Date: Wakes Monday (first Monday after the first Sunday after 4 September). 9 Sep 2013; 8 Sep 2014; 7 Sep 2015.
Level of participation: 2 - glimpse an 800-year-old pagan dance involving unwieldy antlers.
The date of the Horn Dance is not the only archaic aspect of this ancient rite. Held in a small village in the English Midlands, the ritual begins at 8am on the dot. The participants take the six sets of deer antlers, which carbon dating has revealed to be about 1000 years old, from the church. The horns are rather big, weighing between 7kg and 11kg. Six ‘deer men’ spend the next 12 hours carrying them around a 16km circuit of the surrounding countryside, accompanied by a hobby horse, a Robin Hood–style archer and Maid Marian. They regularly stop to dance, mimicking a bowman killing a deer, to music provided by a melodeon and triangle player.

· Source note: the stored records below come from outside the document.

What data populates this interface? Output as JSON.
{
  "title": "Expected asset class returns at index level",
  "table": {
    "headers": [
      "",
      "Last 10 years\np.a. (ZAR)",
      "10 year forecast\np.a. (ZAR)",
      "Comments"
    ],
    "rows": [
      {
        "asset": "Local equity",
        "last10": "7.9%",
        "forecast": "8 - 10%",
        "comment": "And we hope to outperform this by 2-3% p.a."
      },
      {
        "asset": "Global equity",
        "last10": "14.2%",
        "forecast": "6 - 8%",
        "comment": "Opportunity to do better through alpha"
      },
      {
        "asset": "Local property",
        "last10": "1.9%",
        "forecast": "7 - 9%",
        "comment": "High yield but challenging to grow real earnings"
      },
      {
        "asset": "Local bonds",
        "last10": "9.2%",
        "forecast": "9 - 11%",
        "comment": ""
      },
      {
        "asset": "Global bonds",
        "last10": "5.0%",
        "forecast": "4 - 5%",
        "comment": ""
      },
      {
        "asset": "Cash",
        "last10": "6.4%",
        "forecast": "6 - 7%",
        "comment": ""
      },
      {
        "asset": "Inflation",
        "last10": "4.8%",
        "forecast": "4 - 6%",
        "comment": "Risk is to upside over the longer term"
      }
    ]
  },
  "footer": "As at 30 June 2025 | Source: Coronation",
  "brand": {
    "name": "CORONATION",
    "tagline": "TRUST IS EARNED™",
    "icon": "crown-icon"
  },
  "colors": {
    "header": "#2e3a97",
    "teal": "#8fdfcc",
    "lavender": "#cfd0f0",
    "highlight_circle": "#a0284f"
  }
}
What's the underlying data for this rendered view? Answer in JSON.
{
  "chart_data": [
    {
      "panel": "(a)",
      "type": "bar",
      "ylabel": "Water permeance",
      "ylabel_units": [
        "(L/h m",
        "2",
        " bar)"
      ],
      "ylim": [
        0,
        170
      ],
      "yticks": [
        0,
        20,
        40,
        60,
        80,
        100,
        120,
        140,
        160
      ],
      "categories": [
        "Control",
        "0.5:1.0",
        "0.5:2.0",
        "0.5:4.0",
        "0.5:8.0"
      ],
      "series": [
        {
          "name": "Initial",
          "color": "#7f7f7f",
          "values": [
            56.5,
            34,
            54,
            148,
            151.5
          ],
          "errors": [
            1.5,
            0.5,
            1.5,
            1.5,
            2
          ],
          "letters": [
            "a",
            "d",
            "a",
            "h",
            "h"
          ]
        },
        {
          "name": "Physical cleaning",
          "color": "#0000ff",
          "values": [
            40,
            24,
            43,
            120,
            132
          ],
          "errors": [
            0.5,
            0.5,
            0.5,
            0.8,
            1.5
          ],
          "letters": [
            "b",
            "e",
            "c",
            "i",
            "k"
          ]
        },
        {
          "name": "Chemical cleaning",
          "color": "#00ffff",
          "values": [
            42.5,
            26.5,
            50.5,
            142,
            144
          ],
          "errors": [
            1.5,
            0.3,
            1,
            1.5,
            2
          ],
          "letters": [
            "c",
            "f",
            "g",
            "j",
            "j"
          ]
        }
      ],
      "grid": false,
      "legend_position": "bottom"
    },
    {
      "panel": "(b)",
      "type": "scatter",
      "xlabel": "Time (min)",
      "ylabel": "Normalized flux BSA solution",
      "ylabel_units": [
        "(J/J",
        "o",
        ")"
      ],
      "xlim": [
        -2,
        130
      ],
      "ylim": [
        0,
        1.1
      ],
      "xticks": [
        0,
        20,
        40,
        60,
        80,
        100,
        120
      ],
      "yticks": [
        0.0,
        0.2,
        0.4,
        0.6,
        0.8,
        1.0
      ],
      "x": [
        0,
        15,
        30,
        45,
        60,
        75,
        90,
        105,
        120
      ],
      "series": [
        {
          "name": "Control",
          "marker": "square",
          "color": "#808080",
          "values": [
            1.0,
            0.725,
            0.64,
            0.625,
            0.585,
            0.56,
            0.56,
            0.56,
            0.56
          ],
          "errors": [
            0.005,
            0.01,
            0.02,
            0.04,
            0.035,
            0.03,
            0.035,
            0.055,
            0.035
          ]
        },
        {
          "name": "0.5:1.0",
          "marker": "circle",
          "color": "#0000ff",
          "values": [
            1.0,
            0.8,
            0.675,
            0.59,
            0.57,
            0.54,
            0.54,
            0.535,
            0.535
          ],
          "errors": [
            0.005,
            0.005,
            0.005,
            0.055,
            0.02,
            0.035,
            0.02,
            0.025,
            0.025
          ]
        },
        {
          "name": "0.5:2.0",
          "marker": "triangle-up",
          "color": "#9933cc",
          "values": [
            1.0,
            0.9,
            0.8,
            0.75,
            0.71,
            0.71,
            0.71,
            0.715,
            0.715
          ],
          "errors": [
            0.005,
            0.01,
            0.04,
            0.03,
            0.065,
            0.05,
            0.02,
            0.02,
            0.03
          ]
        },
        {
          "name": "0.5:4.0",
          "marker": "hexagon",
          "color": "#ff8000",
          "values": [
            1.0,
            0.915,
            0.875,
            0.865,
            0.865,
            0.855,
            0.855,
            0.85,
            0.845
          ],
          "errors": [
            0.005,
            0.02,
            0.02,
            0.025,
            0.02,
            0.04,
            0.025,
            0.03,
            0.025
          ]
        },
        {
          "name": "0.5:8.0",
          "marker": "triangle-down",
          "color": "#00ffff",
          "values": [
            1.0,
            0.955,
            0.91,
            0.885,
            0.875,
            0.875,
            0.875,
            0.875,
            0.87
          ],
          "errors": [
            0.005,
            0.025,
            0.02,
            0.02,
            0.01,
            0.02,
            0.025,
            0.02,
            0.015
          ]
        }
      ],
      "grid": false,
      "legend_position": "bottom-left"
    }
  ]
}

One of England’s oldest surviving ritual dances, the event dates back to 1226. It has apparently only been cancelled once - in the 1920s, because the musician was ill and one of the dancers had died. It possibly began as a commemoration of the village’s acquisition of hunting rights in Needwood Forest, and the dance was an animistic ritual to ensure lucky hunting. Hobbyhorses are also a fertility symbol.